Dr. John M. Weed, president of the Rockdale Municipal Development District, recently attended a status meeting on a number of projects with Texas Department of Transportation (TxDOT) officials and reported to the Rockdale City Council.

NORTH MILAM—For several years there’s been lots of buzz, but little solid information about the route of the new interstate, designed to run from Texas to Georgia.

Dr. Weed said I-14 could take a more northerly route through Milam than had been perceived.

UP-AND-DOWN—It’s generally been assumed I-14 will more-or-less follow the route of US 190 through Texas, including Milam County.

In Milam, west to east, US 190 enters the county west of Buckholts, conterminous with Texas 36.

190 and 36 are together south to Milano. But there 36 continues “on its own” southward while 190 becomes conterminous with US 79, jogs northeast and exits the county at the Brazos River east of Gause.

Dr. Weed noted the up and down nature of 190 as a possible factor arguing against the I-14 route following it exactly.

CORRIDOR—In 2015, Congress created the Central Texas Corridor, a vague route essentially following US 190.
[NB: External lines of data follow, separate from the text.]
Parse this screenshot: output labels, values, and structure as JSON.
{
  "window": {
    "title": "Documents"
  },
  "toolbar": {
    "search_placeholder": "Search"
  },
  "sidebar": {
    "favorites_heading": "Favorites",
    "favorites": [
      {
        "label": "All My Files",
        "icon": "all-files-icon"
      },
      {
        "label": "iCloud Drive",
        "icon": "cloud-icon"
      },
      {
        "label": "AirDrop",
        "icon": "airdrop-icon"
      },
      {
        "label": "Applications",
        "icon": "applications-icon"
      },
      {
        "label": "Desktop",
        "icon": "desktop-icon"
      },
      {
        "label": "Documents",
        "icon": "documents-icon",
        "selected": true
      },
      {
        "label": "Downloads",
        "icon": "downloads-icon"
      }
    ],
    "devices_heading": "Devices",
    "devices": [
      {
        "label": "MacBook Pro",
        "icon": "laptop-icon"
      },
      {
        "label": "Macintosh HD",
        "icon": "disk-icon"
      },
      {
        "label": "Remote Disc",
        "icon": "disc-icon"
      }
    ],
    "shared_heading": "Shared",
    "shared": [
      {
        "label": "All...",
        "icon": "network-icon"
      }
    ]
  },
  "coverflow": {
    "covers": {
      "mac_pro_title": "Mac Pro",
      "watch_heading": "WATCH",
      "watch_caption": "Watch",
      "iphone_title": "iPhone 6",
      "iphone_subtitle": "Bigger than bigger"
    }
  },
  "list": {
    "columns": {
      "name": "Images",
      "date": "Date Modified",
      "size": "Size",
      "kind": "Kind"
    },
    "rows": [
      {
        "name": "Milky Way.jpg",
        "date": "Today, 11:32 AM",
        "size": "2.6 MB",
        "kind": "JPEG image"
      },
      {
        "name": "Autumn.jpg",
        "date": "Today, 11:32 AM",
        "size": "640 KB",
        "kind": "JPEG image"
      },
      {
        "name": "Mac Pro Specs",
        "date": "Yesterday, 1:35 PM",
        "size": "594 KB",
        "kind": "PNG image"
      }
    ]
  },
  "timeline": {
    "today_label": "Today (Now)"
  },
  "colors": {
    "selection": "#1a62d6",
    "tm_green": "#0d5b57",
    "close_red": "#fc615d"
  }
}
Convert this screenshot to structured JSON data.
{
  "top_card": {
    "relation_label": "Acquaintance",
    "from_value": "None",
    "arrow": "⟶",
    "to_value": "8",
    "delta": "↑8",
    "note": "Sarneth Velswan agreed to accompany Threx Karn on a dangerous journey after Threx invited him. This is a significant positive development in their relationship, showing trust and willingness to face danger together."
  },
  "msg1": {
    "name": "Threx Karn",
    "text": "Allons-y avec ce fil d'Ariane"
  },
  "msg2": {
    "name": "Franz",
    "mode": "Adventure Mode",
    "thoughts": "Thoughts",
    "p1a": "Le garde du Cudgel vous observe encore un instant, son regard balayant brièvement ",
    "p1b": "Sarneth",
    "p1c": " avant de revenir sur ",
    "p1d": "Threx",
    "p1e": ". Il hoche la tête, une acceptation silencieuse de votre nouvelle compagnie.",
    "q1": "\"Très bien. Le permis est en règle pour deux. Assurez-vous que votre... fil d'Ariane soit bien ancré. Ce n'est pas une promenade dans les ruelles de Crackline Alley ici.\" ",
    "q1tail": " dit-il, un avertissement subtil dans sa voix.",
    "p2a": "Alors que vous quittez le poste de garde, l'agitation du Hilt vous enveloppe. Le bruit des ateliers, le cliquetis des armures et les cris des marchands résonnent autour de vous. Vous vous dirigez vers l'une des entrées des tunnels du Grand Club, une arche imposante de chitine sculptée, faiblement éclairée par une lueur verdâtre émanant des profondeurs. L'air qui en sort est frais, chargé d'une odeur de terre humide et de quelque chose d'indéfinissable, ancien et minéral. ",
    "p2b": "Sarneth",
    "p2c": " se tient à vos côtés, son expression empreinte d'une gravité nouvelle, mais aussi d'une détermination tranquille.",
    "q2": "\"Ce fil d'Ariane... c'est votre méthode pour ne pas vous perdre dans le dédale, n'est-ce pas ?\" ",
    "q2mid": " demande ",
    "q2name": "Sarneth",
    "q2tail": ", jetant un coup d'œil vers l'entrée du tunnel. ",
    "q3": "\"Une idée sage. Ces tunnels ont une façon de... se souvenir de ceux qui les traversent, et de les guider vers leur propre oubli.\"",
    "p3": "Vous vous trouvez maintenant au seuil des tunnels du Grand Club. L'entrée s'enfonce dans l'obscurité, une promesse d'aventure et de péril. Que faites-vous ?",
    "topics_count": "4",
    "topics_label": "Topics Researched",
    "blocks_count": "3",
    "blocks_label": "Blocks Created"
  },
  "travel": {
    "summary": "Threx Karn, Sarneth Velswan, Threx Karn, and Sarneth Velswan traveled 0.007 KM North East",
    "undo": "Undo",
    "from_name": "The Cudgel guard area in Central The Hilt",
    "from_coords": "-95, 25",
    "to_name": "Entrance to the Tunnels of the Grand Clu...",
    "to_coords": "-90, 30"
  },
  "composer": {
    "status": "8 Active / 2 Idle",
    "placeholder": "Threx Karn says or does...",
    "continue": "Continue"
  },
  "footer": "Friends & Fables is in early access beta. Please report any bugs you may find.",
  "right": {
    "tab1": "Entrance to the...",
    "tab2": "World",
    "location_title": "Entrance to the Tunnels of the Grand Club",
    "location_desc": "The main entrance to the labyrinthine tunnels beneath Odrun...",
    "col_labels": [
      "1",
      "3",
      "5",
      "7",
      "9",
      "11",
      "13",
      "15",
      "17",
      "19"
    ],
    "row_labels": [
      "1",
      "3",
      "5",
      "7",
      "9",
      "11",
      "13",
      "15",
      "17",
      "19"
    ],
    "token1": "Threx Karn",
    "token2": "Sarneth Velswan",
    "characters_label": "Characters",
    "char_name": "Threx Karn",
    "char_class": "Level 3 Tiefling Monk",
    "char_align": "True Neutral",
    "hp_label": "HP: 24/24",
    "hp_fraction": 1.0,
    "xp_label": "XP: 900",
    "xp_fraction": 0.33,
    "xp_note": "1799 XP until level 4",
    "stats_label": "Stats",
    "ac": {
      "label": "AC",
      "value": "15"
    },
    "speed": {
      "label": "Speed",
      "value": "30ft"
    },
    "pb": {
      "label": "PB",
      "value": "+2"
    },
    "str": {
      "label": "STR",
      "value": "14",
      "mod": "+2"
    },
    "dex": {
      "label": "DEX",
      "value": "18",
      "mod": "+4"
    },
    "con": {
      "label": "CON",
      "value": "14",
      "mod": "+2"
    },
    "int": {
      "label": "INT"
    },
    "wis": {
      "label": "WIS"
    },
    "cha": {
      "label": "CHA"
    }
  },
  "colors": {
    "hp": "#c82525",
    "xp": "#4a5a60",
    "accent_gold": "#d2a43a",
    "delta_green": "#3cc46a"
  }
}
That’s the yellow band in the map on page 1A. If that map, provided by the Gulf Coast Strategic Highway Coalition, is to be interpreted literally, the corridor virtually reaches to the eastern city limits of Rockdale.

But there’s nothing firm.

25 MILES—But some of I-14 is already a reality.

Last year a 25-mile stretch of US 190 through Fort Hood was officially designated as I-14.

That stretch runs from Business 190 in Copperas Cove to I-35 in Belton.